Al Riveron is stepping down as supervisor of football officials for the Atlantic Coast Conference, ending a tenure that transformed how the league handles one of sports' most consequential decisions: the replay review.
The move, announced Wednesday, comes after Riveron held the role for about 4 years ago, since November 2022. His departure marks the end of a career spanning more than three decades in officiating—first as an on-field official, then as an administrator at both the college and professional levels.
Riveron made history as the NFL's first Hispanic referee. He served as the league's senior vice president of officiating before retiring in August 2021, about 5 years ago. His track record of breaking barriers and modernizing the sport's most opaque processes made him a natural fit when the ACC needed someone to rebuild its officiating infrastructure from the ground up.
Building Transparency in the Booth
When Riveron arrived at the ACC, the conference was in the midst of a major operational shift. The league moved its headquarters from Greensboro to Charlotte, North Carolina, and Riveron oversaw the design and construction of a newly built gameday operations center. The facility became the nerve center of ACC football—a room filled with monitors tracking games across the league, where officials collaborated with stadium personnel during replay reviews.

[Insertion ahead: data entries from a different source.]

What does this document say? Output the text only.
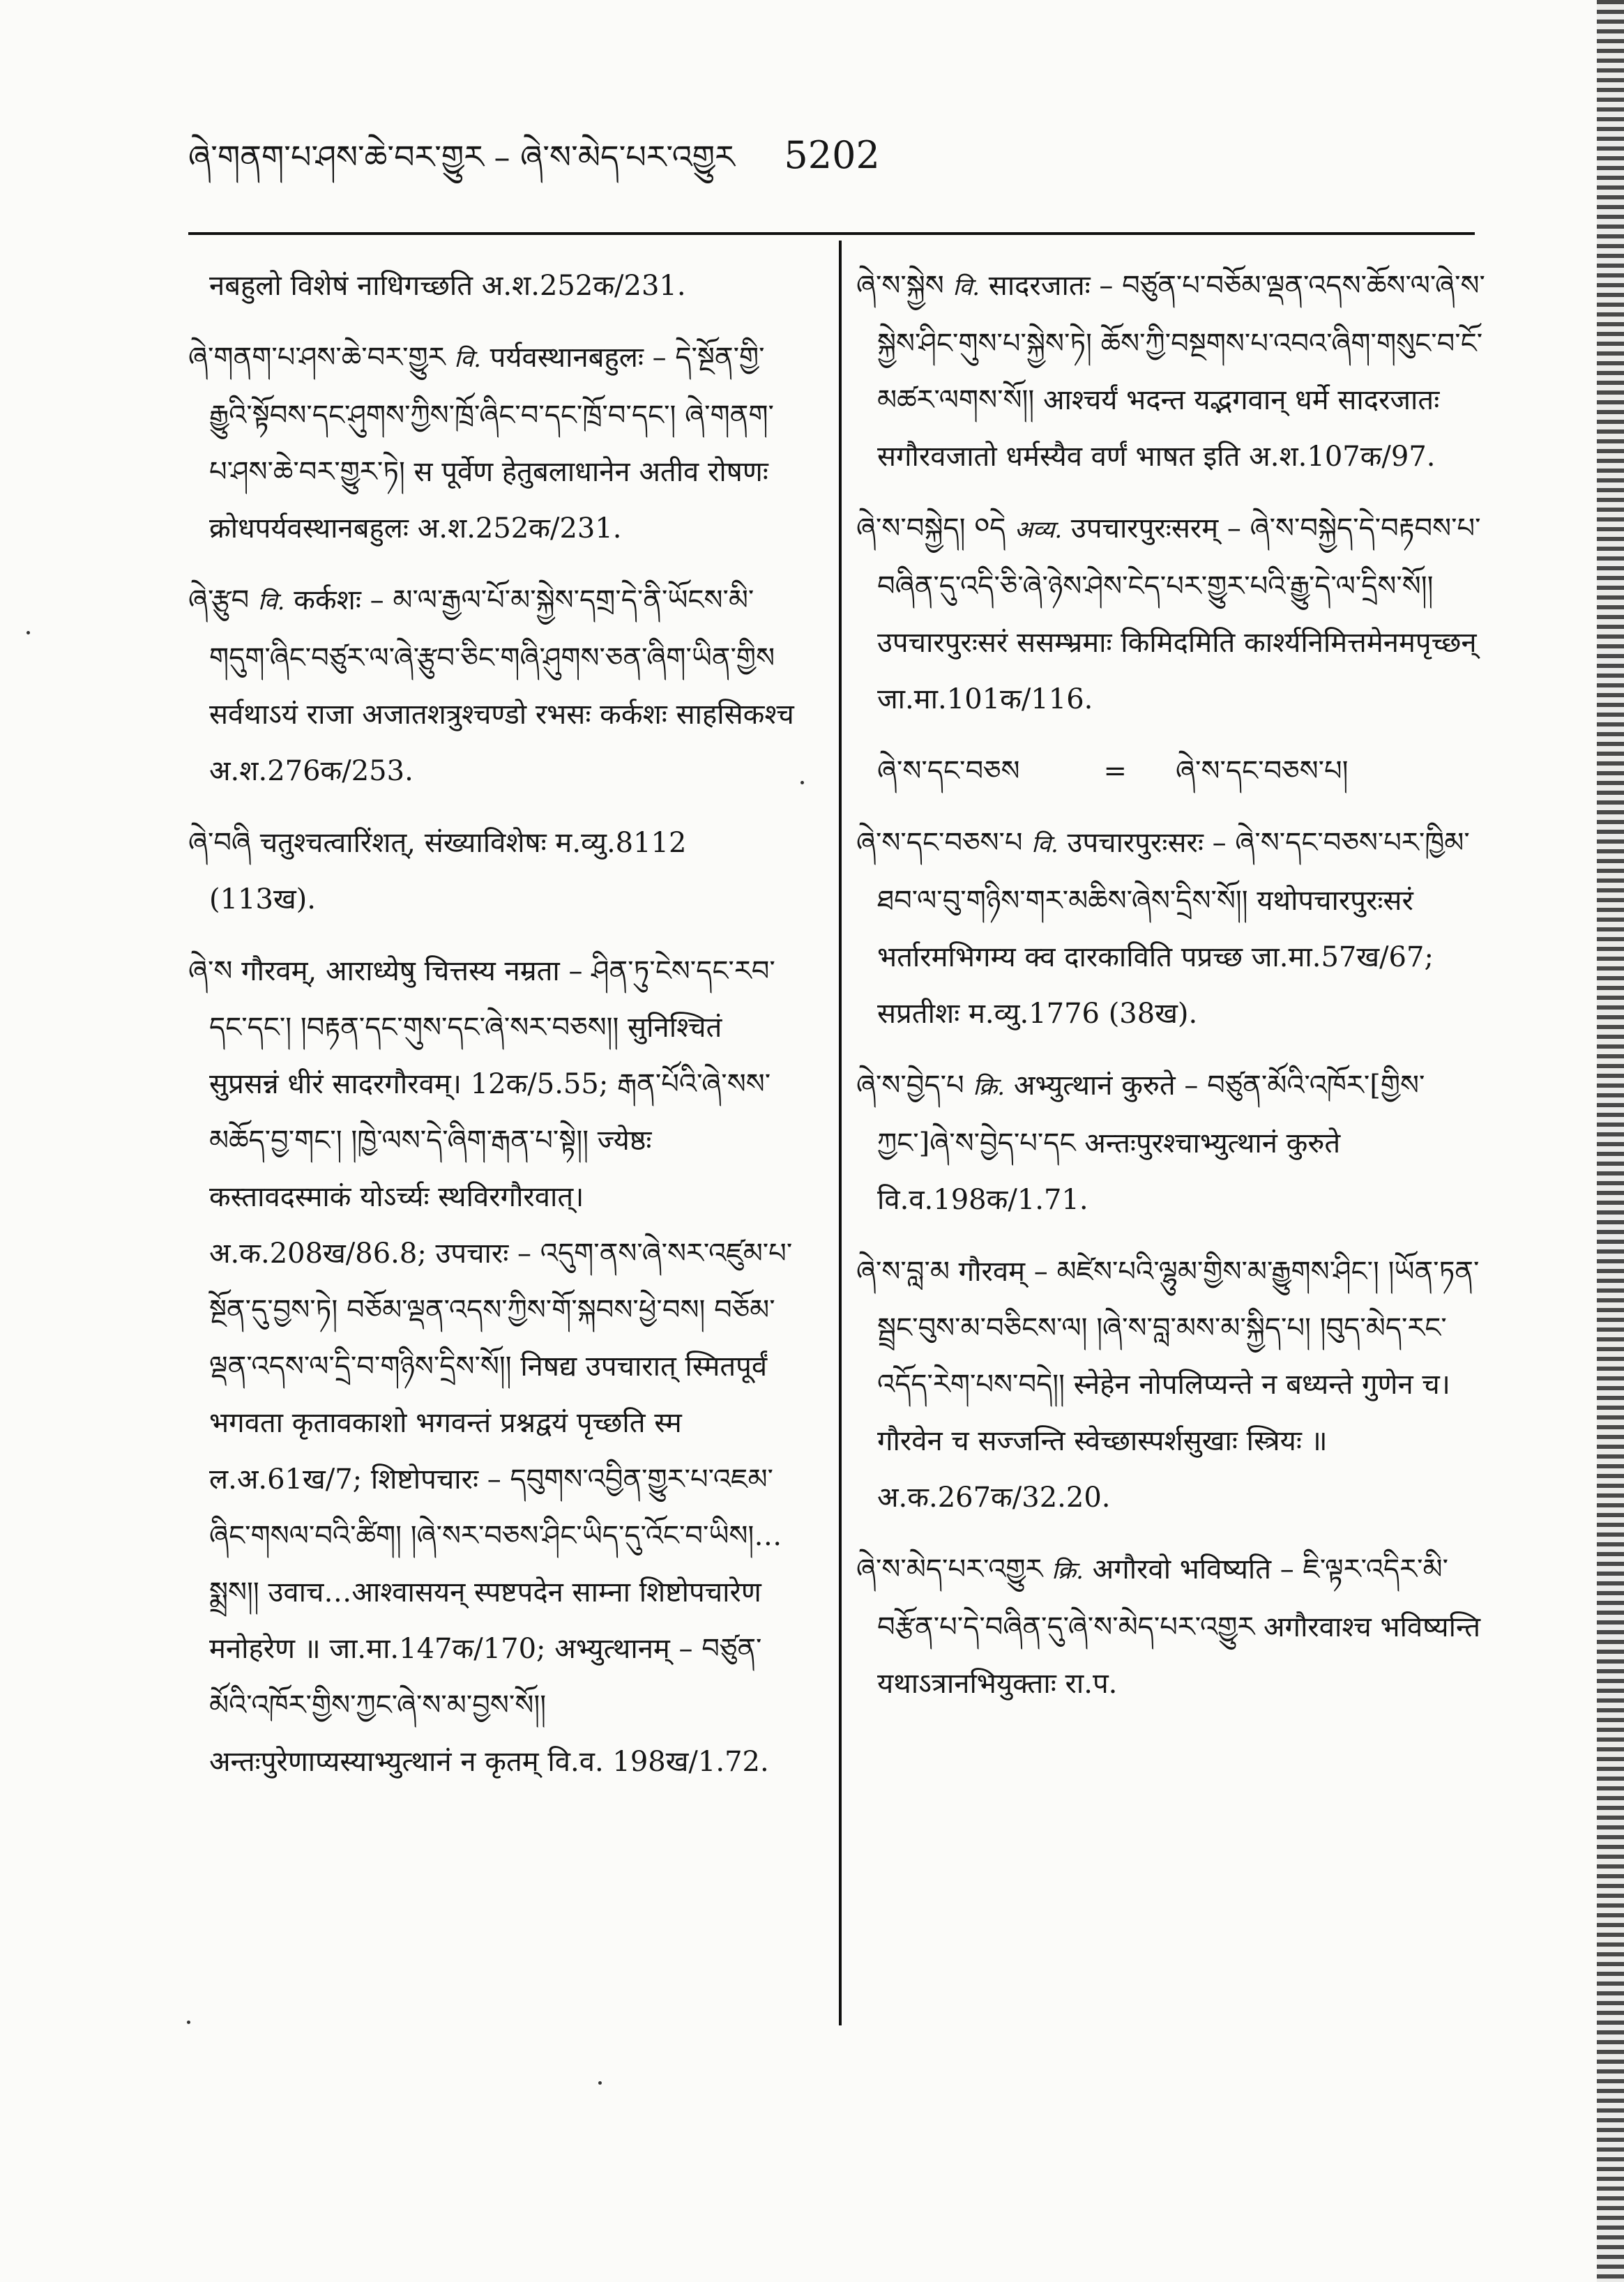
ཞེ་གནག་པ་ཤས་ཆེ་བར་གྱུར – ཞེ་ས་མེད་པར་འགྱུར 5202

नबहुलो विशेषं नाधिगच्छति अ.श.252क/231.

ཞེ་གནག་པ་ཤས་ཆེ་བར་གྱུར वि. पर्यवस्थानबहुलः – དེ་སྔོན་གྱི་རྒྱུའི་སྟོབས་དང་ཤུགས་ཀྱིས་ཁྲོ་ཞིང་བ་དང་ཁྲོ་བ་དང་། ཞེ་གནག་པ་ཤས་ཆེ་བར་གྱུར་ཏེ། स पूर्वेण हेतुबलाधानेन अतीव रोषणः क्रोधपर्यवस्थानबहुलः अ.श.252क/231.

ཞེ་རྩུབ वि. कर्कशः – མ་ལ་རྒྱལ་པོ་མ་སྐྱེས་དགྲ་དེ་ནི་ཡོངས་མི་གདུག་ཞིང་བཙུར་ལ་ཞེ་རྩུབ་ཅིང་གཞི་ཤུགས་ཅན་ཞིག་ཡིན་གྱིས सर्वथाऽयं राजा अजातशत्रुश्चण्डो रभसः कर्कशः साहसिकश्च अ.श.276क/253.

ཞེ་བཞི चतुश्चत्वारिंशत्, संख्याविशेषः म.व्यु.8112 (113ख).

ཞེ་ས गौरवम्, आराध्येषु चित्तस्य नम्रता – ཤིན་ཏུ་ངེས་དང་རབ་དང་དང་། །བརྟན་དང་གུས་དང་ཞེ་སར་བཅས།། सुनिश्चितं सुप्रसन्नं धीरं सादरगौरवम्। 12क/5.55; རྒན་པོའི་ཞེ་སས་མཆོད་བྱ་གང་། །ཁྱེ་ལས་དེ་ཞིག་རྒན་པ་སྟེ།། ज्येष्ठः कस्तावदस्माकं योऽर्च्यः स्थविरगौरवात्। अ.क.208ख/86.8; उपचारः – འདུག་ནས་ཞེ་སར་འཛུམ་པ་སྔོན་དུ་བྱས་ཏེ། བཅོམ་ལྡན་འདས་ཀྱིས་གོ་སྐབས་ཕྱེ་བས། བཅོམ་ལྡན་འདས་ལ་དྲི་བ་གཉིས་དྲིས་སོ།། निषद्य उपचारात् स्मितपूर्वं भगवता कृतावकाशो भगवन्तं प्रश्नद्वयं पृच्छति स्म ल.अ.61ख/7; शिष्टोपचारः – དབུགས་འབྱིན་གྱུར་པ་འཇམ་ཞིང་གསལ་བའི་ཚིག། །ཞེ་སར་བཅས་ཤིང་ཡིད་དུ་འོང་བ་ཡིས།…སྨྲས།། उवाच…आश्वासयन् स्पष्टपदेन साम्ना शिष्टोपचारेण मनोहरेण ॥ जा.मा.147क/170; अभ्युत्थानम् – བཙུན་མོའི་འཁོར་གྱིས་ཀྱང་ཞེ་ས་མ་བྱས་སོ།། अन्तःपुरेणाप्यस्याभ्युत्थानं न कृतम् वि.व. 198ख/1.72.

ཞེ་ས་སྐྱེས वि. सादरजातः – བཙུན་པ་བཅོམ་ལྡན་འདས་ཆོས་ལ་ཞེ་ས་སྐྱེས་ཤིང་གུས་པ་སྐྱེས་ཏེ། ཆོས་ཀྱི་བསྔགས་པ་འབའ་ཞིག་གསུང་བ་ངོ་མཚར་ལགས་སོ།། आश्चर्यं भदन्त यद्भगवान् धर्मे सादरजातः सगौरवजातो धर्मस्यैव वर्णं भाषत इति अ.श.107क/97.

ཞེ་ས་བསྐྱེད། ༠དེ अव्य. उपचारपुरःसरम् – ཞེ་ས་བསྐྱེད་དེ་བརྟབས་པ་བཞིན་དུ་འདི་ཅི་ཞེ་ཉེས་ཤེས་ངེད་པར་གྱུར་པའི་རྒྱུ་དེ་ལ་དྲིས་སོ།། उपचारपुरःसरं ससम्भ्रमाः किमिदमिति कार्श्यनिमित्तमेनमपृच्छन् जा.मा.101क/116.

ཞེ་ས་དང་བཅས	= ཞེ་ས་དང་བཅས་པ།

ཞེ་ས་དང་བཅས་པ वि. उपचारपुरःसरः – ཞེ་ས་དང་བཅས་པར་ཁྱིམ་ཐབ་ལ་བུ་གཉིས་གར་མཆིས་ཞེས་དྲིས་སོ།། यथोपचारपुरःसरं भर्तारमभिगम्य क्व दारकाविति पप्रच्छ जा.मा.57ख/67; सप्रतीशः म.व्यु.1776 (38ख).

ཞེ་ས་བྱེད་པ क्रि. अभ्युत्थानं कुरुते – བཙུན་མོའི་འཁོར་[གྱིས་ཀྱང་]ཞེ་ས་བྱེད་པ་དང अन्तःपुरश्चाभ्युत्थानं कुरुते वि.व.198क/1.71.

ཞེ་ས་བླ་མ गौरवम् – མཛེས་པའི་ལྷུམ་གྱིས་མ་རྒྱུགས་ཤིང་། །ཡོན་ཏན་སྦྲང་བུས་མ་བཅིངས་ལ། །ཞེ་ས་བླ་མས་མ་སྐྱིད་པ། །བུད་མེད་རང་འདོད་རེག་པས་བདེ།། स्नेहेन नोपलिप्यन्ते न बध्यन्ते गुणेन च। गौरवेन च सज्जन्ति स्वेच्छास्पर्शसुखाः स्त्रियः ॥ अ.क.267क/32.20.

ཞེ་ས་མེད་པར་འགྱུར क्रि. अगौरवो भविष्यति – ཇི་ལྟར་འདིར་མི་བརྩོན་པ་དེ་བཞིན་དུ་ཞེ་ས་མེད་པར་འགྱུར अगौरवाश्च भविष्यन्ति यथाऽत्रानभियुक्ताः रा.प.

It's a technical operation, but it matters enormously. Replay reviews determine outcomes. They settle disputes about whether a catch was complete, whether a runner was down, whether a foul occurred. For decades, these decisions happened in isolation, with little public understanding of how officials reached their conclusions.
Riveron changed that. Last year, the ACC became the first conference to allow television viewers to listen live to replay reviews on select broadcasts. That transparency—letting fans hear the reasoning, the debate, the actual voices of officials working through ambiguous moments—represented a significant shift in how college football operates.
Recognition and Next Steps
ACC Commissioner Jim Phillips acknowledged Riveron's impact in a statement: "His transparency and collaborative approach have elevated our program, and we are incredibly grateful for all he has done for the ACC and college football." Phillips added, "We wish Al and his family all the best as he embarks on this next chapter."
The conference has launched a national search for Riveron's successor. Whoever takes the role will inherit an officiating program that's been modernized in both its infrastructure and its philosophy—one that treats transparency and accountability not as obstacles, but as strengths.
Why This Matters:
Riveron's tenure reflects a broader shift in how sports institutions are reckoning with transparency and public trust. For years, officiating operated as a black box—decisions made behind closed doors, reasoning unexplained, accountability diffuse. His push to open up replay reviews to public listening isn't just procedural; it's about institutional legitimacy. When people understand how decisions are made, when they hear the officials reasoning through difficult calls in real time, confidence in the system increases. The ACC's willingness to experiment with this kind of transparency, and Riveron's leadership in implementing it, signals recognition that modern institutions—especially those making high-stakes decisions affecting athletes, schools, and fans—need to operate with greater openness. His departure leaves the conference searching for someone who can maintain that commitment to accountability while continuing to modernize how college football's most consequential decisions get made.